A recently published report listed Air Canada, Sunwing, and Air Transat flights since January that have returned to Quebec with travellers infected with COVID-19 and others significantly exposed during the flights. How is it that people have been allowed to take pleasure trips to the sun — now?

The government has told us to avoid non-essential travel and we have been placed under curfew. Why then are we allowing people to fly to sunny destinations for holidays, especially when it is documented that they have brought back the Sars-Cov2 coronavirus with them and in some cases the new variants?

Incredible sacrifices have been made. The economic hardships are overwhelming. Non-essential businesses are closed. Thousands of families have lost loved ones. Thousands more are suffering long-term health consequences as a result of being infected with COVID-19. We’re locked down and curfewed and yet the government has still allowed these pleasure seekers to vacation in the sun.

Australia and New Zealand forced those who returned from abroad to stay in hotels where they were closely monitored during their quarantine and the returnee paid for it themselves. If the government is going to allow pleasure travel, then do the honourable thing and be fair. The Australian and New Zealand authorities didn‘t stop at half measures and they have succeeded in containing the virus. Our authorities have dilly dallied. It‘s time for them to act responsibly.

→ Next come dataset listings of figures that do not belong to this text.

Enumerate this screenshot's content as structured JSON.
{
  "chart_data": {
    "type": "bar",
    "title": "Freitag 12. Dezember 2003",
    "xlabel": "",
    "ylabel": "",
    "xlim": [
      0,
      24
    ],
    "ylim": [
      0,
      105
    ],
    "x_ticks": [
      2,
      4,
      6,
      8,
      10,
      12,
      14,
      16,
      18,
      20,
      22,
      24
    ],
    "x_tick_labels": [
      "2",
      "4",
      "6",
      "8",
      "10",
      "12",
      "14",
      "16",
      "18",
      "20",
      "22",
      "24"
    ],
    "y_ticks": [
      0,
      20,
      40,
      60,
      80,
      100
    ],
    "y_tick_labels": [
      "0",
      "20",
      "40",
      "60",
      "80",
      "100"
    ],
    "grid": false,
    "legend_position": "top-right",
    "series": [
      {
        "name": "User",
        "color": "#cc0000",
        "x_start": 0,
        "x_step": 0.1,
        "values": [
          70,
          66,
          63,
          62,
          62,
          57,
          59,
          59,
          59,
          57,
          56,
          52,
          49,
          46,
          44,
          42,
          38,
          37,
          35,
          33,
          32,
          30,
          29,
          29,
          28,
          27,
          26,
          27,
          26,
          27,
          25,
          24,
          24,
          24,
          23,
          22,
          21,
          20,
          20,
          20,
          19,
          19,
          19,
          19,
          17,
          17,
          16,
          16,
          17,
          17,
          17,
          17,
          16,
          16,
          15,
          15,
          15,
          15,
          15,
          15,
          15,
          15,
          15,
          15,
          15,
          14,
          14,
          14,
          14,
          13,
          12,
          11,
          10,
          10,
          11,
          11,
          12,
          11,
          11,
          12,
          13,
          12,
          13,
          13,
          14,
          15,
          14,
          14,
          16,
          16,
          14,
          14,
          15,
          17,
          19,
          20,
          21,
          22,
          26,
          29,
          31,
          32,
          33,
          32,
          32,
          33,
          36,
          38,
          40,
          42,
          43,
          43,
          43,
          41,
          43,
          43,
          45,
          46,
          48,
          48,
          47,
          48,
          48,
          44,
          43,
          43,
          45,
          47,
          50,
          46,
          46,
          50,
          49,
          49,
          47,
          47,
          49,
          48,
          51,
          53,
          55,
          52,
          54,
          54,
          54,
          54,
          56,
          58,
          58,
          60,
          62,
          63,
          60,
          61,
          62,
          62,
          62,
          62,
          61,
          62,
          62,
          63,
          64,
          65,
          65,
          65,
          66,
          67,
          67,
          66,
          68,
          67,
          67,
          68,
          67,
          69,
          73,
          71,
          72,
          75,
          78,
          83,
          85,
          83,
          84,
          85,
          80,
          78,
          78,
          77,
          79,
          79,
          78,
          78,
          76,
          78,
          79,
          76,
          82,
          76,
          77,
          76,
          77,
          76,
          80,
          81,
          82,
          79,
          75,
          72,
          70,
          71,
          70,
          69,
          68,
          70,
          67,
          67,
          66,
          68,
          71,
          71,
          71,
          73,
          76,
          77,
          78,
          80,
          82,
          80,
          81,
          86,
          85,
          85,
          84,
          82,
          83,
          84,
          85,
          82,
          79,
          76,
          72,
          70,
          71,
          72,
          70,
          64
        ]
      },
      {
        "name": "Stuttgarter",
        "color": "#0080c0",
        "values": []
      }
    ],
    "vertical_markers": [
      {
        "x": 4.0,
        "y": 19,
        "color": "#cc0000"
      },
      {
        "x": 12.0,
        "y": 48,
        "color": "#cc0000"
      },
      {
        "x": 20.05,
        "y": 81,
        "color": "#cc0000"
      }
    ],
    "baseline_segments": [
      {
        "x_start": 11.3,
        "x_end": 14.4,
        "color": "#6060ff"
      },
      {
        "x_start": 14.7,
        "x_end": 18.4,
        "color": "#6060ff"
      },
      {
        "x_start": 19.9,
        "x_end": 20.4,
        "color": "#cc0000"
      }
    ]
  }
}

But are they too late?

On curfews and the other restrictions

On a related note, you are going to hear increasing cries to stop the curfew and the restrictions; to let life get back to normal; that quarantine isn’t necessary and that all we need to do is protect the vulnerable and let the rest of us get back to life as usual. The claim will be that the harm to our mental health and to the economy far outweighs the benefits of these restrictions. This should sound very familiar to most of you. Sounds like the discredited “Great Barrington Declaration” doesn’t it? Well this is a new iteration of the same failed arguments.

If we were testing people often whether they had symptoms or not; if we gave them their results rapidly; if we were tracing their contacts, testing them and isolating them rapidly; curfews and lockdowns would not be necessary. Those are the proven tools to control the spread of illness within a community. But we have failed to do that — and still can’t. Therefore lockdowns and curfews have become necessary.

Indoor hockey

Stopping indoor hockey during this pandemic was a tough pill to swallow, but it turns out that it was the right choice. More than 621,000 Canadians play in organized leagues. There were significant outbreaks at the start of the pandemic traced back to hockey arenas. For example, the Morbidity and Mortality Weekly, a publication of the U.S. Centers for Disease Control, described how an infected player in an amateur hockey game got 13 of the 22 other players who were on the ice with him sick as well as a rink attendant.

Why is ice hockey in an indoor arena such a risk? When you exercise you breathe more deeply and increase the amount of aerosol generated. In the cold air, the COVID-19-causing virus thrives and can spread further. In the arena, the cold air also traps the virus close to the ice surface so you have the perfect situation for the virus to spread.

There’s also risk from sharing water bottles or being too close on the players’ bench or in the dressing rooms. A visor will deflect some of the larger droplets but infected particles can get around it. This helps to put into perspective the extraordinary measures that will be needed to enable the NHL players to play safely.

So as tough as it has been not to be able to play hockey indoors, we’re going to have to wait. Of course, there’s always outdoor hockey to fill the gap. Just remember to follow the rules to stay safe.

Dr. Mitch Shulman is an Associate Professor in the Department of Emergency Medicine at McGill Medical School as well as an Attending Physician in the Emergency Department of the McGill University Health Centre. He’s also the CJAD AM 800 Medical Consultant.